Simplify ESG Data with Yotilla Data Warehouse Automation

Corporations increasingly need to be aware of Environmental, Social and Governance (ESG) issues. They need to be able to transparently explain their own ESG situation and risk exposure to investors, customers and, in some cases, governments. Data involved includes the carbon emissions of a company, its status with regard to recycling, and its policies on diversity and inclusion. This ESG data presents a particular challenge since it is not typically stored in the usual corporate databases that house financial information. ESG data is frequently scattered around spreadsheets, HR systems, specialist databases and third-party data sources. Because the scope of ESG is quite broad, companies will probably take an iterative approach to capturing and reporting this data, “thinking big but starting small”. With this in mind, it is important to have a flexible data platform that can easily add new and potentially volatile data sources.

Traditional data warehouses are set up to tackle corporate reporting such as information on sales, products and customers, and may need to tackle very large volumes of data: the sheer quantity of individual retail sales transactions or Telco call logs in a large company creates major challenges of scalability and performance. ESG data presents different issues: it is typically not large in volume, but may be complex and come from many different systems, and may change in format frequently. I was recently shown an interesting demonstration of a new data warehouse tool that suits this kind of issue very well, using ESG data as an example.

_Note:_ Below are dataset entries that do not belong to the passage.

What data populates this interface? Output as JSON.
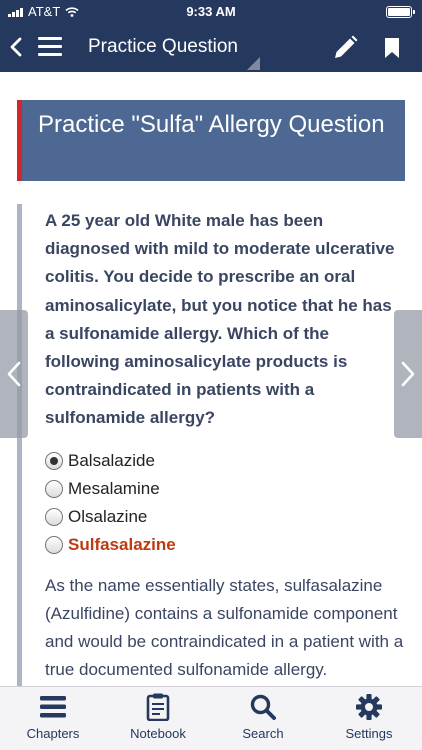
{
  "status_bar": {
    "carrier": "AT&T",
    "time": "9:33 AM"
  },
  "nav_bar": {
    "title": "Practice Question",
    "icons": [
      "back-chevron-icon",
      "menu-icon",
      "edit-pencil-icon",
      "bookmark-icon"
    ]
  },
  "page": {
    "title": "Practice \"Sulfa\" Allergy Question",
    "question": "A 25 year old White male has been diagnosed with mild to moderate ulcerative colitis. You decide to prescribe an oral aminosalicylate, but you notice that he has a sulfonamide allergy. Which of the following aminosalicylate products is contraindicated in patients with a sulfonamide allergy?",
    "options": [
      {
        "label": "Balsalazide",
        "selected": true
      },
      {
        "label": "Mesalamine",
        "selected": false
      },
      {
        "label": "Olsalazine",
        "selected": false
      },
      {
        "label": "Sulfasalazine",
        "selected": false,
        "correct": true
      }
    ],
    "explanation": "As the name essentially states, sulfasalazine (Azulfidine) contains a sulfonamide component and would be contraindicated in a patient with a true documented sulfonamide allergy. Sulfasalazine is"
  },
  "tabs": [
    {
      "label": "Chapters",
      "icon": "list-icon"
    },
    {
      "label": "Notebook",
      "icon": "clipboard-icon"
    },
    {
      "label": "Search",
      "icon": "search-icon"
    },
    {
      "label": "Settings",
      "icon": "gear-icon"
    }
  ],
  "colors": {
    "nav": "#25385e",
    "title_box": "#4c6893",
    "title_accent": "#d0262c",
    "correct_answer": "#bf3a12",
    "question_text": "#3a4661"
  }
}
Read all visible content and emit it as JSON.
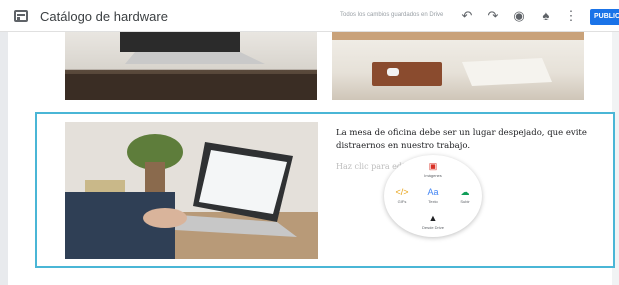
{
  "app": {
    "title": "Catálogo de hardware"
  },
  "toolbar": {
    "status": "Todos los cambios guardados en Drive",
    "publish_label": "PUBLIC",
    "icons": [
      "undo-icon",
      "redo-icon",
      "preview-icon",
      "add-user-icon",
      "more-icon"
    ]
  },
  "content": {
    "paragraph": "La mesa de oficina debe ser un lugar despejado, que evite distraernos en nuestro trabajo.",
    "hint": "Haz clic para editar"
  },
  "insert_menu": {
    "images": "Imágenes",
    "gifs": "GIFs",
    "text": "Texto",
    "upload": "Subir",
    "drive": "Desde Drive"
  },
  "colors": {
    "accent": "#1a73e8",
    "selection": "#4ab6d6"
  }
}
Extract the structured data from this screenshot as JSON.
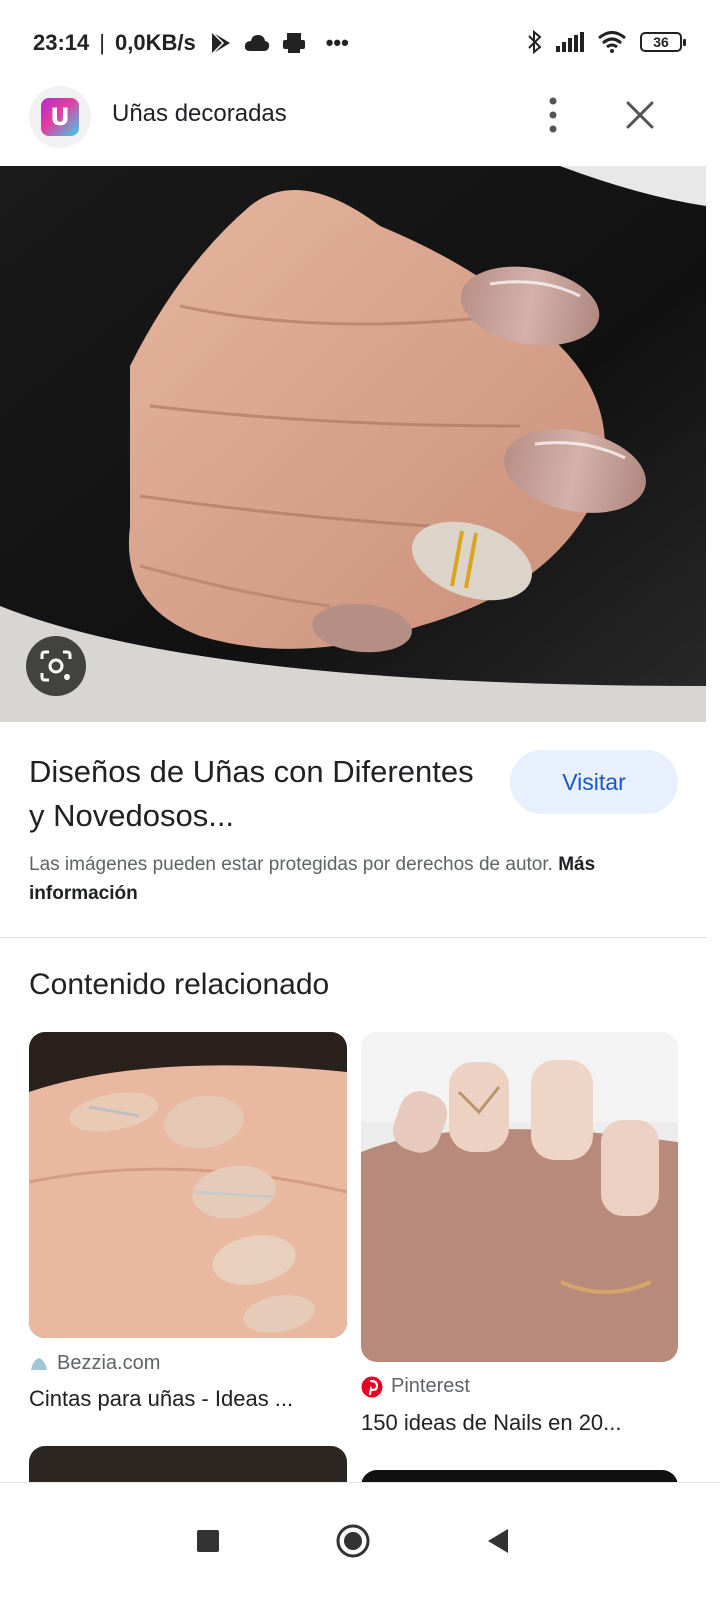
{
  "status_bar": {
    "time": "23:14",
    "separator": "|",
    "net_speed": "0,0KB/s",
    "more": "•••",
    "battery": "36",
    "icons": [
      "play-store-icon",
      "cloud-icon",
      "printer-icon",
      "bluetooth-icon",
      "signal-icon",
      "wifi-icon",
      "battery-icon"
    ]
  },
  "header": {
    "logo_letter": "U",
    "title": "Uñas decoradas"
  },
  "result": {
    "title": "Diseños de Uñas con Diferentes y Novedosos...",
    "visit_label": "Visitar",
    "copyright_text": "Las imágenes pueden estar protegidas por derechos de autor.",
    "more_info_label": "Más información"
  },
  "related": {
    "section_title": "Contenido relacionado",
    "cards": [
      {
        "source": "Bezzia.com",
        "title": "Cintas para uñas - Ideas ..."
      },
      {
        "source": "Pinterest",
        "title": "150 ideas de Nails en 20..."
      }
    ]
  },
  "colors": {
    "visit_bg": "#e8f0fe",
    "visit_text": "#1a56c4",
    "pinterest": "#e60023",
    "nail_nude": "#c8a49a"
  }
}
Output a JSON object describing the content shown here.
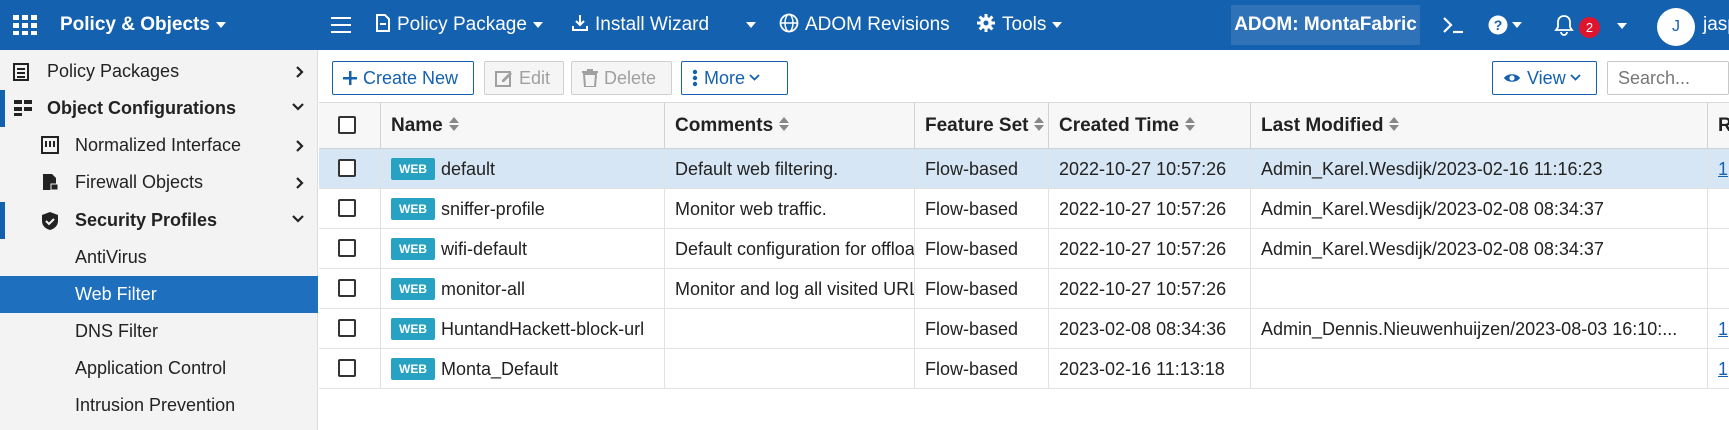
{
  "topbar": {
    "brand": "Policy & Objects",
    "nav": [
      {
        "label": "Policy Package",
        "icon": "document-icon"
      },
      {
        "label": "Install Wizard",
        "icon": "install-icon"
      },
      {
        "label": "ADOM Revisions",
        "icon": "globe-icon"
      },
      {
        "label": "Tools",
        "icon": "gear-icon"
      }
    ],
    "adom": "ADOM: MontaFabric",
    "notification_count": "2",
    "avatar_initial": "J",
    "username": "jasp"
  },
  "sidebar": {
    "items": [
      {
        "label": "Policy Packages",
        "icon": "clipboard-icon"
      },
      {
        "label": "Object Configurations",
        "icon": "objects-icon"
      },
      {
        "label": "Normalized Interface",
        "icon": "interface-icon"
      },
      {
        "label": "Firewall Objects",
        "icon": "firewall-icon"
      },
      {
        "label": "Security Profiles",
        "icon": "shield-icon"
      },
      {
        "label": "AntiVirus"
      },
      {
        "label": "Web Filter"
      },
      {
        "label": "DNS Filter"
      },
      {
        "label": "Application Control"
      },
      {
        "label": "Intrusion Prevention"
      }
    ]
  },
  "toolbar": {
    "create_new": "Create New",
    "edit": "Edit",
    "delete": "Delete",
    "more": "More",
    "view": "View",
    "search_placeholder": "Search..."
  },
  "table": {
    "columns": [
      "Name",
      "Comments",
      "Feature Set",
      "Created Time",
      "Last Modified",
      "R"
    ],
    "type_badge": "WEB",
    "rows": [
      {
        "name": "default",
        "comments": "Default web filtering.",
        "feature_set": "Flow-based",
        "created": "2022-10-27 10:57:26",
        "modified": "Admin_Karel.Wesdijk/2023-02-16 11:16:23",
        "ref": "1"
      },
      {
        "name": "sniffer-profile",
        "comments": "Monitor web traffic.",
        "feature_set": "Flow-based",
        "created": "2022-10-27 10:57:26",
        "modified": "Admin_Karel.Wesdijk/2023-02-08 08:34:37",
        "ref": ""
      },
      {
        "name": "wifi-default",
        "comments": "Default configuration for offloading",
        "feature_set": "Flow-based",
        "created": "2022-10-27 10:57:26",
        "modified": "Admin_Karel.Wesdijk/2023-02-08 08:34:37",
        "ref": ""
      },
      {
        "name": "monitor-all",
        "comments": "Monitor and log all visited URLs",
        "feature_set": "Flow-based",
        "created": "2022-10-27 10:57:26",
        "modified": "",
        "ref": ""
      },
      {
        "name": "HuntandHackett-block-url",
        "comments": "",
        "feature_set": "Flow-based",
        "created": "2023-02-08 08:34:36",
        "modified": "Admin_Dennis.Nieuwenhuijzen/2023-08-03 16:10:...",
        "ref": "1"
      },
      {
        "name": "Monta_Default",
        "comments": "",
        "feature_set": "Flow-based",
        "created": "2023-02-16 11:13:18",
        "modified": "",
        "ref": "1"
      }
    ],
    "selected_row": 0
  },
  "colors": {
    "topbar": "#1461b0",
    "selected_nav": "#1f6fbf",
    "selected_row": "#d7e6f4",
    "web_badge": "#27a2c2",
    "notification": "#e0142c"
  }
}
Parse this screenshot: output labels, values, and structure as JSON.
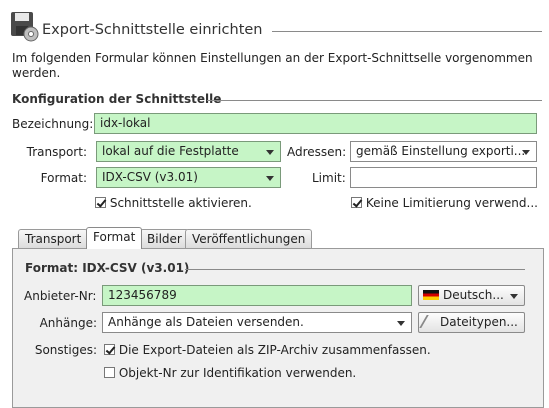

Exasol is known as a vendor of a very fast, scalable in-memory database aimed at analytics. In late 2023 they launched a complementary product called Yotilla, a tool that is aimed at greatly simplifying the design and deployment of data warehouses. With Yotilla, a semantic layer of business terminology is defined that shields the end-user from seeing the physical structure of a database. For example, in Yotillla an end-user sees an entity called “customer” rather than a physical database table (for example, in SAP the customer master table has the catchy name “KNA1”). A user can add data sources via a menu that creates a staging area, and Yotilla interprets the database schemas that it finds and presents a visual representation of the structure of the data, in either tabular or graphical form showing key relationships. An end user can then select the data that they are interested in and Yotilla will generate the necessary SQL statements to produce a new data mart that shows just the data that the customer is interested in. The underlying database could be Exasol, but it could also be one of a range of partner databases, such as Snowflake.

Once the data mart structure is defined, Yotilla generates the necessary data mart tables and populates them, and it is then possible to plug in a reporting or analytic tool like as Tableau to produce whatever reports you need. Crucially, because Yotilla holds its metadata in a catalogue, if the underlying source structure changes then it can detect such changes and rebuild the data mart without the need for technical intervention from the IT department: Yotilla just regenerates the SQL. In the demonstration of ESG data that I saw, even a fairly simple set of data structures resulted in some quite complex SQL statements to generate the necessary tables for the data mart when the structure of an underlying source changed. Without such a tool, it would be necessary to involve a database administrator to handle the schema changes associated with the changes in the sources. In reality, changing the underlying structure of a populated data warehouse schema is a non-trivial task, so a tool that can radically speed this process up will have a significant effect on support effort and the timeliness of responding to business changes. In an area such as ESG, with many diverse data sources, some of which are from 3rd parties, the ability to rapidly deal with changes in underlying data structures is very useful. Naturally, Yotilla is not restricted to ESG data but would apply to any situation with complex, diverse, changing data sources. As the commercial rollout of Yotilla begins in 2024 it will be interesting to see the level of take-up amongst customers in such situations.